Les descriptions de ce Lévesque clochardisé sont une fabrication vingt ans plus tard, basée sur quelques périodes sombres et réelles, sur une consommation alcoolique de fin d’après-midi qui était évidemment limite, sur une dépression indéniable mais limitée dans le temps. Cet état de fait doit être dédramatisé et ramené à de justes proportions, ce que fait, je crois, Tremblay. En fait, Godin a pris les témoignages épars de quelques moments pénibles de cette période pour une constante quotidienne. Si je dis que j’ai vu un tel deux fois cette année, et que les deux fois, il portait un habit rouge, on ne peut en déduire qu’il porte toujours du rouge ! Godin a procédé à une généralisation qui verse dans l’inexactitude historique et, pour la mémoire de Lévesque, il est fort triste de constater que son principal biographe s’est laissé ainsi entraîner sur un chemin qu’il a voulu spectaculaire, en espérant que ce ne soit pas pour mousser la vente de son livre. À cet égard, Martine Tremblay redresse les pendules. Sur le plan historique, il ne s’agit pas de nier les problèmes passagers de Lévesque avec l’alcool, la dépression et le découragement. Il s’agit d’en marquer les contours : cette période fut courte et dans les mois précédant sa démission, René Lévesque avait retrouvé son allant et sa détermination.

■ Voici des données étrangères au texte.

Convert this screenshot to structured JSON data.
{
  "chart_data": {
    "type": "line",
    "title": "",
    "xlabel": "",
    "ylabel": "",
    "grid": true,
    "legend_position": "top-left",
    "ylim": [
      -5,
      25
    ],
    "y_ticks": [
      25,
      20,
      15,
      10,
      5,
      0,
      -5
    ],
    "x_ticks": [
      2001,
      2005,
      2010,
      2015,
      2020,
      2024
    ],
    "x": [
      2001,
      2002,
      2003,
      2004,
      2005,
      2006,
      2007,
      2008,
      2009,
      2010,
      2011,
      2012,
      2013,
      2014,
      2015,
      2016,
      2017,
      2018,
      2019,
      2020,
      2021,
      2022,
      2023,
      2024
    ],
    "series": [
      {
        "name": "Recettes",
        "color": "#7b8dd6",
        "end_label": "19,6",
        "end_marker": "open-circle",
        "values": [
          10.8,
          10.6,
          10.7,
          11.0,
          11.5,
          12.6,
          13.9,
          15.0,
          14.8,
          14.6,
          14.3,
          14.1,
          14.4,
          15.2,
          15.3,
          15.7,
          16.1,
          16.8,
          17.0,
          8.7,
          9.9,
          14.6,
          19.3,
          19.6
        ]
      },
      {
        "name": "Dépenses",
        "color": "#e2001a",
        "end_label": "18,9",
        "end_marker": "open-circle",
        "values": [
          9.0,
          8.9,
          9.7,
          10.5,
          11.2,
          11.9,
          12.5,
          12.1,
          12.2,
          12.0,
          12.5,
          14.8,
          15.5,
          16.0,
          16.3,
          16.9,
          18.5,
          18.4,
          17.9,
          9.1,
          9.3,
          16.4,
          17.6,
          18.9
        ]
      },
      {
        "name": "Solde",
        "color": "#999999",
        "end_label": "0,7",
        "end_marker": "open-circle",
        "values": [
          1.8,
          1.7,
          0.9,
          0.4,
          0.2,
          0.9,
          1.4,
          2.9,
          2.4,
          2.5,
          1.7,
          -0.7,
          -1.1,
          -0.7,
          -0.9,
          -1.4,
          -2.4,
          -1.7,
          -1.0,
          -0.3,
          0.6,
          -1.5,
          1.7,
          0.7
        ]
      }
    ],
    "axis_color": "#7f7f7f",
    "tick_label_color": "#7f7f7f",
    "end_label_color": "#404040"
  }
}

Gérald Leblanc écrivait dans La Presse que ce livre sera « la nouvelle référence sur René Lévesque ». Cela est fort plausible, mais en tout cas, le livre de Martine Tremblay est sûrement plus fiable et fouillé que le dernier tome de la biographie de Godin. Le plus étrange, dans cette comparaison des deux derniers ouvrages majeurs sur Lévesque parus ces temps-ci, est sûrement que le livre de la personne proche de Lévesque est le moins anecdotique et le plus objectif des deux (si tant est qu’on peut parler d’objectivité en la matière).